ワンアイディアでトリッキーな芝居をうつシベリア少女鉄道の新作は、あだち充世界観の中で展開される野球をモチーフにしたラブコメ物語。
例によってその内容は明かせないが、今回は発想が小粒。小粒も小粒。キシリトールガムを4等分したくらいに小粒。芝居同様に野球でなぞえるなら、今まではエビ反り大回転魔球、背面投げ、消える魔球(野球盤)、硬球と見せかけてスーパーボールを駆使してきたのに、いきなりカットボールを投じたような配給。
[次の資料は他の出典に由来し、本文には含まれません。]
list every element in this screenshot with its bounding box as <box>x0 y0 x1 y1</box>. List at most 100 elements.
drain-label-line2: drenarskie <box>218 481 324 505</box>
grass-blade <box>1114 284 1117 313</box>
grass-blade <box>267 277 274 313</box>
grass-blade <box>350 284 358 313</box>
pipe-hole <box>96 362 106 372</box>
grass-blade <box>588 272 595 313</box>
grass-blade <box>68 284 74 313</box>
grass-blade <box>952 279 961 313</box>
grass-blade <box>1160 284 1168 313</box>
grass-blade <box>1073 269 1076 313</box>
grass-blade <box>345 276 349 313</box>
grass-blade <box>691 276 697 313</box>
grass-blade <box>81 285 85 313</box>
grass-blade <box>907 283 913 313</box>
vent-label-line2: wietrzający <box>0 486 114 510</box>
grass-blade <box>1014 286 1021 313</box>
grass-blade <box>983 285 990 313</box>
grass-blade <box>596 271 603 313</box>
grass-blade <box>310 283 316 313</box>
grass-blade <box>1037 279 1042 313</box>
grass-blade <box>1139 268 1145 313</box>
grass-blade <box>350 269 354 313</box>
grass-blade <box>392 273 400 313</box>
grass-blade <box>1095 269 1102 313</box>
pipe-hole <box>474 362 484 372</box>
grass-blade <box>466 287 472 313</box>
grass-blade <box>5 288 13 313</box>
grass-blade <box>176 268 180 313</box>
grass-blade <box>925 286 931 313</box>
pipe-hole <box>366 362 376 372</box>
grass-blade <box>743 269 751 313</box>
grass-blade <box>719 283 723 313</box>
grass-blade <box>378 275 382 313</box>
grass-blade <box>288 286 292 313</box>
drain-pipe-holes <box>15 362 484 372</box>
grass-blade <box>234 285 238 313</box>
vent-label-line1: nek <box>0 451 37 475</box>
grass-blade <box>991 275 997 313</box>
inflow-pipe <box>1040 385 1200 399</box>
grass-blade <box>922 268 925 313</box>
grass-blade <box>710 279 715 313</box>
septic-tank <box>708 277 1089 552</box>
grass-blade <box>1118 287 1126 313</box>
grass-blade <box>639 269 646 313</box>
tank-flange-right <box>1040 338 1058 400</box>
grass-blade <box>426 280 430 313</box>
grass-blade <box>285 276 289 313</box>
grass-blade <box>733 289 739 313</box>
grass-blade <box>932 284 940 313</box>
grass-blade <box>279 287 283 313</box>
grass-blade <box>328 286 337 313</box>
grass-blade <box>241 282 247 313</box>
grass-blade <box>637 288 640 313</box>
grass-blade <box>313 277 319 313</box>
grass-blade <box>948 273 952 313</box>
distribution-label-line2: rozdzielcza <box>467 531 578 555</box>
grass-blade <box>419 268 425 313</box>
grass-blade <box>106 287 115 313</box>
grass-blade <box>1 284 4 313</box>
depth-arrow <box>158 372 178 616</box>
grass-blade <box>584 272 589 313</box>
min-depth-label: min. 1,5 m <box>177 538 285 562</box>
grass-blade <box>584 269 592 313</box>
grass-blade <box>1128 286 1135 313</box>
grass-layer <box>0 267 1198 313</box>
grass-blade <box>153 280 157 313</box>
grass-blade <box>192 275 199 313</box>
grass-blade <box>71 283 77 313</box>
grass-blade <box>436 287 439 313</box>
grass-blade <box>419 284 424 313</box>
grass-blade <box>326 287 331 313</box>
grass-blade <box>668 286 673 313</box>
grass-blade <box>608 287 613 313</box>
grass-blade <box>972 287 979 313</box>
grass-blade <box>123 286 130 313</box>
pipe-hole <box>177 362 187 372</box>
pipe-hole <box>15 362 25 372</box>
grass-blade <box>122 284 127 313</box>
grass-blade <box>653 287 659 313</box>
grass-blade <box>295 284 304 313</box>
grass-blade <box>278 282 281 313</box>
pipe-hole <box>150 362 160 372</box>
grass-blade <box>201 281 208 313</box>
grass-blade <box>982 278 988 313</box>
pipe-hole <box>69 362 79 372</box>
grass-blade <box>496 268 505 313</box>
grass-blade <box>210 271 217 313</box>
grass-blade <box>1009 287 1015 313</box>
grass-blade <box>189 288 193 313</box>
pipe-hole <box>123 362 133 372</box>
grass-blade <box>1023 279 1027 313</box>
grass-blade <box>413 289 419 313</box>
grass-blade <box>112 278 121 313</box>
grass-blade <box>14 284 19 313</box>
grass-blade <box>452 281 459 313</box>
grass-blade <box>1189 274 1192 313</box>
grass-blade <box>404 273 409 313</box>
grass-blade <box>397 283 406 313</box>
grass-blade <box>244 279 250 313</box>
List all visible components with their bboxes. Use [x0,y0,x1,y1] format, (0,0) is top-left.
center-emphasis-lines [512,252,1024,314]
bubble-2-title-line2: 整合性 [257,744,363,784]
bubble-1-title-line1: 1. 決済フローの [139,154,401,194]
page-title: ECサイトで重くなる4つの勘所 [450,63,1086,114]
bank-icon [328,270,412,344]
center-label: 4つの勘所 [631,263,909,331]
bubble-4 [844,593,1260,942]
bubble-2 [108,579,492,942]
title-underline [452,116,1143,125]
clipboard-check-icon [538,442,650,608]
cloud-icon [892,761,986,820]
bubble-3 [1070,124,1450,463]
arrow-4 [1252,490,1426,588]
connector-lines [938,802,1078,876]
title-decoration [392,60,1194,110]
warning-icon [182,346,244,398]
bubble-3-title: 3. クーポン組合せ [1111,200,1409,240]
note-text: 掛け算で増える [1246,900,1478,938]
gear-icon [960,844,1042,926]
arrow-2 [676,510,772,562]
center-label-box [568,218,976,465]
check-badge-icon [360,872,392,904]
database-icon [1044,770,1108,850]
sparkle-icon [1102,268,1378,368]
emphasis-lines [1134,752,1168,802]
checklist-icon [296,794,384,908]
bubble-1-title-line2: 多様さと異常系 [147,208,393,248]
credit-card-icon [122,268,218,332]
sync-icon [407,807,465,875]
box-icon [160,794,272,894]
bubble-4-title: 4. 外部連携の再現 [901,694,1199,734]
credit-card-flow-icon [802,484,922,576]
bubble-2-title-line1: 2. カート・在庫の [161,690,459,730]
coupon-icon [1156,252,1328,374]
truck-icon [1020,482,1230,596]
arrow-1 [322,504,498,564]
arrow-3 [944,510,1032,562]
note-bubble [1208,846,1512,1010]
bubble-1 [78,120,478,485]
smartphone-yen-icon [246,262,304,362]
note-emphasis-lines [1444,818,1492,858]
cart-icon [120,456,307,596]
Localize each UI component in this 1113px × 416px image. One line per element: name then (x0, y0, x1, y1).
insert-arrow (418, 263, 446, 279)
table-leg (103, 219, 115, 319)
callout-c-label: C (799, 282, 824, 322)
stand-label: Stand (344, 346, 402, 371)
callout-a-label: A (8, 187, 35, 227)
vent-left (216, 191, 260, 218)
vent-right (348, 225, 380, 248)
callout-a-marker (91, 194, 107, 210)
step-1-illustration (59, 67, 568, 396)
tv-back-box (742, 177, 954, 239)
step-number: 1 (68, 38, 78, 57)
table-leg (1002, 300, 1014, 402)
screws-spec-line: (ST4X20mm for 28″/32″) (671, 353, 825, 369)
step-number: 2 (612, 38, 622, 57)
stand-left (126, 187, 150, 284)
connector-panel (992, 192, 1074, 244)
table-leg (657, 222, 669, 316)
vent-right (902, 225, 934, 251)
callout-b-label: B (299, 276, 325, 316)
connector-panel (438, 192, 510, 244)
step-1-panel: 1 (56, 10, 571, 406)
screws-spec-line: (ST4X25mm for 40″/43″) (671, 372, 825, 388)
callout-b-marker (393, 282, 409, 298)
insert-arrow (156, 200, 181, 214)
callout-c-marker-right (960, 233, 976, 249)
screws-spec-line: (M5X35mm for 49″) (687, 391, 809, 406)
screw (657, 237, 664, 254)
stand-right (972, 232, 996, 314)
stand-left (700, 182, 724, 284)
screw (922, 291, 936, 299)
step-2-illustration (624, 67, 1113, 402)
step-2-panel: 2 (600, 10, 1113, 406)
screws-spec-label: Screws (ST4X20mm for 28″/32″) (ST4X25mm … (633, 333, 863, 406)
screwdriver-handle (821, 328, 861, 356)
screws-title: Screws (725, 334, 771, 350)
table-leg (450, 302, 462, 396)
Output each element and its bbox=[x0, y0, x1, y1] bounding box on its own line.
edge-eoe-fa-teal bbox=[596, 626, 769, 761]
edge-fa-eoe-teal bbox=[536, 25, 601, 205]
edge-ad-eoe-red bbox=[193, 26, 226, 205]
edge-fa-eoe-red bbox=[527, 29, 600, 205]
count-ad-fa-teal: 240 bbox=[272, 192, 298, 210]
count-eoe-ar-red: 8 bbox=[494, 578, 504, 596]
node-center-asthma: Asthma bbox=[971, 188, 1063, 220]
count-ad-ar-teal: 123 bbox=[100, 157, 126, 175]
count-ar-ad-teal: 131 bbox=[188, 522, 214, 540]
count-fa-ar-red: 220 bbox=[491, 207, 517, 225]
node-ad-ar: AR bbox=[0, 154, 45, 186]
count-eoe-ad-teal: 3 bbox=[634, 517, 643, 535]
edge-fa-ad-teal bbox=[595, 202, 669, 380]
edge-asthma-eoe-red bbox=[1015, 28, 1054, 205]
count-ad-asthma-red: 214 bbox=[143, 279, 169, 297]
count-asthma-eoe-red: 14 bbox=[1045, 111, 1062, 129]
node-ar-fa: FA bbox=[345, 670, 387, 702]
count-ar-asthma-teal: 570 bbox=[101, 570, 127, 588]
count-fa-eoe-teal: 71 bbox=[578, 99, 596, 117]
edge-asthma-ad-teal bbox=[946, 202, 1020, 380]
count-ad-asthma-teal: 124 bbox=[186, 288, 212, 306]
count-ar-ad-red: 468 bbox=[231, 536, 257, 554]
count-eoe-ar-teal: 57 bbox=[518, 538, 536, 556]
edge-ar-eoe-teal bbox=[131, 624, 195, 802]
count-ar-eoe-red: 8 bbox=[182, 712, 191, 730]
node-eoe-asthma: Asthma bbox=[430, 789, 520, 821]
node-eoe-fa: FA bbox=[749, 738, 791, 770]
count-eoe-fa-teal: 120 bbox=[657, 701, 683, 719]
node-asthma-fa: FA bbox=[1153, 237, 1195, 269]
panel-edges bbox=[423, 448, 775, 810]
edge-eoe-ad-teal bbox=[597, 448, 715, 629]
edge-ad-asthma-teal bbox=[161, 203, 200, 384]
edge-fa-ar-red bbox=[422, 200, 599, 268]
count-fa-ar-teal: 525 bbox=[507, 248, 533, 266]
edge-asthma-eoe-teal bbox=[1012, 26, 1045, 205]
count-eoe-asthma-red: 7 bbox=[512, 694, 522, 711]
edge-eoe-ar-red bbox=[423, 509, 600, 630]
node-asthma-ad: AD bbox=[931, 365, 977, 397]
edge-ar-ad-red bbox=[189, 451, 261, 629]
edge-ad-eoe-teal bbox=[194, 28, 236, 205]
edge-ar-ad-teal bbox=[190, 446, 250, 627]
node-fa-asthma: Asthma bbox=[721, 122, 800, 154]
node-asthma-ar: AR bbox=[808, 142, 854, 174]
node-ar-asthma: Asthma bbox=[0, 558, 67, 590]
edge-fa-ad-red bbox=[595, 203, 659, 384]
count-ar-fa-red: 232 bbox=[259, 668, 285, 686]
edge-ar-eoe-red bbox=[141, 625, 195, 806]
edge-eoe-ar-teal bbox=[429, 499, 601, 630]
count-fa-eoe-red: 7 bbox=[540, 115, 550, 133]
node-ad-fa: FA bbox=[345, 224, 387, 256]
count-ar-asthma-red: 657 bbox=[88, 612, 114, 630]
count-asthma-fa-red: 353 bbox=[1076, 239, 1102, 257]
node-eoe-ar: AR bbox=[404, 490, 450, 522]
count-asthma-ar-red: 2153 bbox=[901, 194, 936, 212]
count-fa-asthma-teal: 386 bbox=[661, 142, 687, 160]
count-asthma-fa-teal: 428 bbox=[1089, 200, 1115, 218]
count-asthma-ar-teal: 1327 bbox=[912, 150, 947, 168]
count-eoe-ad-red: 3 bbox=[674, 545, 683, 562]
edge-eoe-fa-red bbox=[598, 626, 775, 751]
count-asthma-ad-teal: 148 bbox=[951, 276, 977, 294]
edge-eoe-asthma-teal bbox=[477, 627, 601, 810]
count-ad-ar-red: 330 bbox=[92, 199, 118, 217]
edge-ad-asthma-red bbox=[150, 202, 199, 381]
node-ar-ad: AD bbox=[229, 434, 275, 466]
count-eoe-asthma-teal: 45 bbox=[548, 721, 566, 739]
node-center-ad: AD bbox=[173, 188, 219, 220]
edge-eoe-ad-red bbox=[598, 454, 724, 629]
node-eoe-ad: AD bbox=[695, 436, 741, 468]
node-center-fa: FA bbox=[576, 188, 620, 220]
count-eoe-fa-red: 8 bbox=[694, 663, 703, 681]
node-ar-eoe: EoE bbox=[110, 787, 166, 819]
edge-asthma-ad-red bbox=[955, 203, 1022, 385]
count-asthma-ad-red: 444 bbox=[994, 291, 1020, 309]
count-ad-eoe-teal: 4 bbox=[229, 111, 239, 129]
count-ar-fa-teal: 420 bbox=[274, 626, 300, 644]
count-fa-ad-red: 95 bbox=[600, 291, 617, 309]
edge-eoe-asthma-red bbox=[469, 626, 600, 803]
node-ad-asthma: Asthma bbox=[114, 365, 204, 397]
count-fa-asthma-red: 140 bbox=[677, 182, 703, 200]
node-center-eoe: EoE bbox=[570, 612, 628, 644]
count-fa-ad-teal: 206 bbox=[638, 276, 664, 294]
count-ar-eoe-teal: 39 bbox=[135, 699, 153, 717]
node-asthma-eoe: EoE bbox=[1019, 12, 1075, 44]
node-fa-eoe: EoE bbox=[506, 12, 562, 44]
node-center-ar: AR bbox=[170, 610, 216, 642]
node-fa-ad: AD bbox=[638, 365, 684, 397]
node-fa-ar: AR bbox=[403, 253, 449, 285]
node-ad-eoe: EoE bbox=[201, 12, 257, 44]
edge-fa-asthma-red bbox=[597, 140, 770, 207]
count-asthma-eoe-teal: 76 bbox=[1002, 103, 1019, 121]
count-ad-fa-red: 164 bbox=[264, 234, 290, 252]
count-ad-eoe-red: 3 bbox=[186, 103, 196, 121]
かろうじてバットの芯を外した程度で、最後のオチが放り込まれた瞬間に客席を襲った静寂は、甲子園の黙祷以下のホーンとして日本野球史上に残ることだろう。
しかしこの劇団を何度も見ていると、当たるも八卦当たらぬも八卦な心構えが生まれてくるので、不思議と腹は立たないのである。喜びでも怒りでも心が震えた舞台の後は必ず飲みに繰り出す私は、終演30分後、家で冷静に金八を見ていたのだった。
余談。金八でヤヨの台詞が増えたのは、脚本家が変わったからか、それともデビューが迫ったせいか。
http://www.giza.co.jp/index/artist/sayuri/
個人的に私のバットの芯を捕らえるのは、ヤヨよりヤヨの母。